Canada’s inflation rate is coming down — but grocery bills keep getting more expensive | CBC News

Canada’s official inflation rate declined for the third month in a row in September, even as many goods and services continued to get more expensive.
Statistics Canada reported Wednesday that the consumer price index declined to 6.9 per cent in September, down from seven per cent in August.
The rate peaked at a 40-year high of 8.1 per cent in June.
Economists had been expecting an even bigger drop off, to about 6.7 per cent, but food prices pulled the headline number up.
Food purchased at stores increased at a pace of 11.4 per cent. That’s the fastest pace of increase in grocery bills since August 1981.
Some of the price increases in the grocery aisle in the past year are eye-popping:
- Cereals are up 17.9 per cent.
- Baked goods are up 14.8 per cent.
- Fresh fruit is up by 12.9 per cent.
- Fresh vegetables are up by 11.8 per cent.
- Dairy products are up by 9.7 per cent.
- Meat prices are up by 7.6 per cent.
The number means food inflation is almost twice as much as the overall inflation rate.

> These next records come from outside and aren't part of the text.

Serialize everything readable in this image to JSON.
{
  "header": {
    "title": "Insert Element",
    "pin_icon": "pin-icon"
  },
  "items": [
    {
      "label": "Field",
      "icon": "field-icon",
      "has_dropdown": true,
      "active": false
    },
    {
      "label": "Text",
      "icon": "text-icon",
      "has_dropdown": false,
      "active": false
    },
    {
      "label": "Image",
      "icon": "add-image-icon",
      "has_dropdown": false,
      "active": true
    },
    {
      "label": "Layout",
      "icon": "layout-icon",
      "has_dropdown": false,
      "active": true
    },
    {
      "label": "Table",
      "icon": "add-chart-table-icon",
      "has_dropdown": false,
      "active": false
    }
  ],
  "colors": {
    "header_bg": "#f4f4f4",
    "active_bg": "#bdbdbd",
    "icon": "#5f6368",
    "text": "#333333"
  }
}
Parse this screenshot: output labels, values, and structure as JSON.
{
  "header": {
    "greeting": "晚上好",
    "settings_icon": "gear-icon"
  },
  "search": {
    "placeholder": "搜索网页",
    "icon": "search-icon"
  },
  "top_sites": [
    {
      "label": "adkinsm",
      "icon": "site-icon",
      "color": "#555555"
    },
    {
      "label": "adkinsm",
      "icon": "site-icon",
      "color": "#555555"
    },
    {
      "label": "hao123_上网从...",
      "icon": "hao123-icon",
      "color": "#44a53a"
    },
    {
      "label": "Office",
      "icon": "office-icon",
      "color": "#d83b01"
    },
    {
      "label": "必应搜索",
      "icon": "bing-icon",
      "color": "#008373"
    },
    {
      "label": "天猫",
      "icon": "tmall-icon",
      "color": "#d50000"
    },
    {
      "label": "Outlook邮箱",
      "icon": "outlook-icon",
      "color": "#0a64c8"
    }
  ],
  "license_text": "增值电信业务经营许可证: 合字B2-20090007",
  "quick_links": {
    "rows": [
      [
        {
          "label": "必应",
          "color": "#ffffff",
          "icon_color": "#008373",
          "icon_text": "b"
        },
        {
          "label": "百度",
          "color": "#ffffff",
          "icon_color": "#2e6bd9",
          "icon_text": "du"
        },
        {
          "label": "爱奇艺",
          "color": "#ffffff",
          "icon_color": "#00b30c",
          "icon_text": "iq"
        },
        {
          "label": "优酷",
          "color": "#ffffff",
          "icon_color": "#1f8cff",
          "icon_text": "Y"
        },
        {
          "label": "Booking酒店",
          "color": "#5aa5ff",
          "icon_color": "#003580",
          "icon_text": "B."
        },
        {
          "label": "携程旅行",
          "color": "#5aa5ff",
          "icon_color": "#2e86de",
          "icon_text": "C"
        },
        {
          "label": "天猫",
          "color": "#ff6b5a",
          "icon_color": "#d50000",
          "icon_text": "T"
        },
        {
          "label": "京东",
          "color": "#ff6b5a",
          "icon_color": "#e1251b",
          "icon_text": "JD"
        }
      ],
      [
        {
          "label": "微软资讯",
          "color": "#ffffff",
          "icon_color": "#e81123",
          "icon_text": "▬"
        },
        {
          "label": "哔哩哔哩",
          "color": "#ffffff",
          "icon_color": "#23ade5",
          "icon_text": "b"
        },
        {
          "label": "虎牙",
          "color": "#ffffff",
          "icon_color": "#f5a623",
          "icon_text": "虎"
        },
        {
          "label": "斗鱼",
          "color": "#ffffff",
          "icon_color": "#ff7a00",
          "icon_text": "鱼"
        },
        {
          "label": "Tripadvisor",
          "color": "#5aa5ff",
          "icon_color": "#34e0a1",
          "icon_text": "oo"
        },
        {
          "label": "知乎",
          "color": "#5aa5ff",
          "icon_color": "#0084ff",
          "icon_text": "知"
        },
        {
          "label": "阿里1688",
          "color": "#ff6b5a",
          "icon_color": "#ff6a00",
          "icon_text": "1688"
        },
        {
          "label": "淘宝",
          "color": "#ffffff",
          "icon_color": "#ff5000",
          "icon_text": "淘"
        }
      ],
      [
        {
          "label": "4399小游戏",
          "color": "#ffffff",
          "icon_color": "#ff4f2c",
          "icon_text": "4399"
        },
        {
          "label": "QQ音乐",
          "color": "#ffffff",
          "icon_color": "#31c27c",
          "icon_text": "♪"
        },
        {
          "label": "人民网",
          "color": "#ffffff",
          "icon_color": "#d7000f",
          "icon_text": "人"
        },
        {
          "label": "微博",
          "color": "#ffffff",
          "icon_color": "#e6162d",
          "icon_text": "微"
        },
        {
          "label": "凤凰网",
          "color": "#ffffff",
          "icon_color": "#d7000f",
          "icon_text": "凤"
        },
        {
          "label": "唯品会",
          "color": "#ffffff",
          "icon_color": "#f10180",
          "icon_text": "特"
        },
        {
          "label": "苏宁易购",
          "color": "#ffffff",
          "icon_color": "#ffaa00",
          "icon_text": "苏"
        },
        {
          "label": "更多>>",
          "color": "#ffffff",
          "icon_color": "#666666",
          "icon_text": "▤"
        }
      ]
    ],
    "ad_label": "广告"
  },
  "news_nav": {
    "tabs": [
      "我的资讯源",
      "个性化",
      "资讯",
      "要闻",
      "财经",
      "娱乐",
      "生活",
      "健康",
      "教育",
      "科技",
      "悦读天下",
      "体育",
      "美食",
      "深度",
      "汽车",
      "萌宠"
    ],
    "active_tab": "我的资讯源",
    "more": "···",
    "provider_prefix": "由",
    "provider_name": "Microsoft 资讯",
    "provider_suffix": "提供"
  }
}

Food inflation has now been higher than the overall rate for 10 months in a row.
Shopper John Romanelli says the cost of food is “atrocious” right now and he places the blame squarely at the feet of the grocery chains.
“They’ve never made more money than they are today,” he told CBC News in an interview Tuesday. “We just went through two years of COVID and they’re making millions off us. … All they’re doing is pocketing everyone’s hardship.”
Gasoline prices, which were a major contributor to inflation earlier in the year, have now fallen for three months in a row. They’re still, on average, 13 per cent higher than they were a year ago, but they fell by more than seven per cent during the month of September. The lone exception to the pump price trend was B.C., where unexpected oil refinery shutdowns led to the price of gasoline spiking all over the province. Pump prices were up by 27 per cent during the month.
Food and energy prices are always volatile, which is why the data agency strips those out of its numbers to calculate what’s known as the core rate, to get a better sense of the underlying price pressures in the overall economy.
The core rate was unchanged at 5.3 per cent during the month, a disturbing sign that inflation is starting to become entrenched even as the Bank of Canada has been hiking rates aggressively to rein it in.
“It is great that headline inflation took a small step in the right direction in September, but underlying inflation pressures in core measures showed no signs of cooling down,” TD Bank economist Leslie Preston said of the data.